Brief synopsis: Bright Lights, Big City takes you through a week in the life of “you,” a fact-checker at an unnamed prestigious magazine (read: The New Yorker) by day, New York club-hopper and cocaine-snorter by night. You’re not as promiscous as your hobbies might suggest, though, and that’s probably due to the fact that your wife, Amanda, has recently left you now that her modeling career has taken off.
It’s unclear just what, exactly, drew “you” to Amanda in the first place, other than her beauty and the fact that “you” didn’t think “you’d” have ever had a chance with her until she came up and talked to “you” first in a bar in Kansas City. This is the part where McInerney should have something interesting to say about the whole modelizer culture, about the male ego, about men that desire beautiful women not for beauty’s sake, or the woman’s, but for what the ability to get a beautiful woman says to the world (and, significantly, to other men). But he doesn’t.
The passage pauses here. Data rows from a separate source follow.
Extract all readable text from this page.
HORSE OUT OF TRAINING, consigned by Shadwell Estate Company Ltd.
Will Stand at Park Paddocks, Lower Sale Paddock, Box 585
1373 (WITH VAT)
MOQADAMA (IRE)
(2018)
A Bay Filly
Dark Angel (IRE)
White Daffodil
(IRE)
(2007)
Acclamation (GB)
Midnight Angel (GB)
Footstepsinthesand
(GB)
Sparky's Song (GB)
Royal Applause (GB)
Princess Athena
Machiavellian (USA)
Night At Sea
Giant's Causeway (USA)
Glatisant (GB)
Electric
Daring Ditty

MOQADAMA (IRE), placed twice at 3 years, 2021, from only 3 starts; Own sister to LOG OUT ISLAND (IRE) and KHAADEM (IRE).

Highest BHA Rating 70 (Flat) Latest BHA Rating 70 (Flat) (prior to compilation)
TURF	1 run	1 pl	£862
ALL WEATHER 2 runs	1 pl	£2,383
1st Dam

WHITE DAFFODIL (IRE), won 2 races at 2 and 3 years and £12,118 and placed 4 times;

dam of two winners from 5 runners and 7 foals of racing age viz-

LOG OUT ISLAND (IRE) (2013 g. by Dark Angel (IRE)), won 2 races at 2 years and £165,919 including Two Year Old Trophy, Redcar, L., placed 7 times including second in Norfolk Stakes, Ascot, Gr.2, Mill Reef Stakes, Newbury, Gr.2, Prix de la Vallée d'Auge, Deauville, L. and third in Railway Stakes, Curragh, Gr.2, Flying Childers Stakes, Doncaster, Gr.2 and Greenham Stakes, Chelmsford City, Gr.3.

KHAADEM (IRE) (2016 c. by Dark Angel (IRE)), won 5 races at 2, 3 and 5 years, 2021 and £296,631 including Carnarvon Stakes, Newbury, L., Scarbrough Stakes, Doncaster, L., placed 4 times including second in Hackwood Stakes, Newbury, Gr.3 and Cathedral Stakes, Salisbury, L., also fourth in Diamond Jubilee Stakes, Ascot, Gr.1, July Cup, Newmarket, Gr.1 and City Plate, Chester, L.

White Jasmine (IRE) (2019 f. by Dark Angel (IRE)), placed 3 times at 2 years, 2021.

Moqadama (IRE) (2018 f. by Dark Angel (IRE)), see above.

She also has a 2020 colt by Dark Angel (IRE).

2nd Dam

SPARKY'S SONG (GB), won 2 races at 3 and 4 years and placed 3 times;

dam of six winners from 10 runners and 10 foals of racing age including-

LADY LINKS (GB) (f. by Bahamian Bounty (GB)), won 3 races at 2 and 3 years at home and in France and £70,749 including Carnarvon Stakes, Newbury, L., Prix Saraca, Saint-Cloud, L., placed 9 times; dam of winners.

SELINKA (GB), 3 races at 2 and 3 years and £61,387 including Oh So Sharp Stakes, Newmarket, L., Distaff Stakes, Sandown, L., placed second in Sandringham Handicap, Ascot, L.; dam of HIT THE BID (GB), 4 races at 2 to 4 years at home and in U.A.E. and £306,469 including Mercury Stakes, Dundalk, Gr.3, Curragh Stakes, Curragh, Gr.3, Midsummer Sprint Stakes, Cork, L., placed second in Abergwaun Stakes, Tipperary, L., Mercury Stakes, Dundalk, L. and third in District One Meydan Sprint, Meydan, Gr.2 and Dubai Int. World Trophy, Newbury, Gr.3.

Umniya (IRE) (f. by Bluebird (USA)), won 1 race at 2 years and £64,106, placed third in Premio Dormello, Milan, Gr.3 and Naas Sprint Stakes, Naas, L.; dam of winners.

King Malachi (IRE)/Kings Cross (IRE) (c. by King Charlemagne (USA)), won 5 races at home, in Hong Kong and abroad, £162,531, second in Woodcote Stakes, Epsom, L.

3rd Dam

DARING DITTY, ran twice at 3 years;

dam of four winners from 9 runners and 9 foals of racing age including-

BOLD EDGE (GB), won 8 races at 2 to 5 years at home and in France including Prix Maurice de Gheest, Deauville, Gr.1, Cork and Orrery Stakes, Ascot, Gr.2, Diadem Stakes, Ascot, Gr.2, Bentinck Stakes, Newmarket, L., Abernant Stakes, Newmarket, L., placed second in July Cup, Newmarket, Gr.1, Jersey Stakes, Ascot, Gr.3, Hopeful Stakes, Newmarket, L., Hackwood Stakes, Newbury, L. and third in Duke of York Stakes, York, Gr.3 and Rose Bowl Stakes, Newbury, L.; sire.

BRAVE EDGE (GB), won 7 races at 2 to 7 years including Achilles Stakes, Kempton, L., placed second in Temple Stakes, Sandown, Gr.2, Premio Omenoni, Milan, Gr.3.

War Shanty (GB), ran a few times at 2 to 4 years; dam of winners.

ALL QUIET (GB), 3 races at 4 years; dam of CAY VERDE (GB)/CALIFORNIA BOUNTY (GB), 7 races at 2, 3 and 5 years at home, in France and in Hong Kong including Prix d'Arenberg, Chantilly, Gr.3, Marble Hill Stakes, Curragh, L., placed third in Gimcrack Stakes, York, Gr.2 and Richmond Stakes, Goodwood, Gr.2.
Amanda’s portrayal almost utterly vapid is used more to showcase the protagonist’s romantic insecurities (how could he not have seen that she never really cared about him, that she’d used him as her ticket into the glitz and glamour of New York; poor, cuckolded him) rather than the fact that he is just as shallow as she is, if not more so.
Why, exactly, did “you” marry Amanda to begin with? Well, there’s a little bit about how “you” wanted to take care of her, blah blah blah, but it mostly seems to be about how “you” wanted a gorgeous wife because “you” wanted to be the kind of guy who has a gorgeous wife, complete with all the myths that such a coup entails. McInerney never bothers to delve even slightly into Amanda’s side of the story. Is this because models, beautiful women, or women in general (or all three) don’t have minds worth even the most cursory glance? Yes, I realize I’m someone who looks for hints of misogyny at every turn (or at least that’s what my friends tell me), but in this case I think it’s warranted. Especially considering the plot twist in which “you” meet the anti-Amanda, a Princeton philosophy student. Get it? The smart one and the dumb one, battling it out for “your” affections.
While the previous paragraph seems to hint at a deep-seated hatred of the novel as a whole, that’s really not the case. I quite liked it, in fact, and I admire McInerney’s undeniable talent as a writer. I just don’t think the book’s waters run very deep. It’s short, but it’s surprisingly unnuanced; while I “got” the ultimate message—that despite all the on-the-surface accoutrements (the prestigious job, the crowd of well-connected friends, the beautiful wife), “your” life is basically empty—the whole point just seemed sort of obvious. Who ever believed that having a model wife or a job that looks great on paper is a recipe for happiness? And are we really meant to believe that “your” impetus for marrying Amanda turns out to have been as simple as mother issues? Semi-spoiler alert: The reader is told that the revelation that “your” mother has recently died accounts for “your” behavior and “your” decision to marry Amanda, but again, I think that’s a simple out that obscures the more interesting issues at play. Certainly, the inability of the protagonist to deal with his mother’s death played some role, but this particular narrative device allows McInerney to skirt the possibility that maybe this guy just buys into the whole idea that his manhood depends on having a wife every other man desires. Again, Amanda is shallow because she “uses” the protagonist for his NYC connections, but what’s never emphasized is that “you” are using Amanda in an equally insidious way. It’s a true testament to the resilience of the male ego that McInerney, who’s own life is almost definitely the inspiration for this book, is unable to examine himself even when he’s fictional.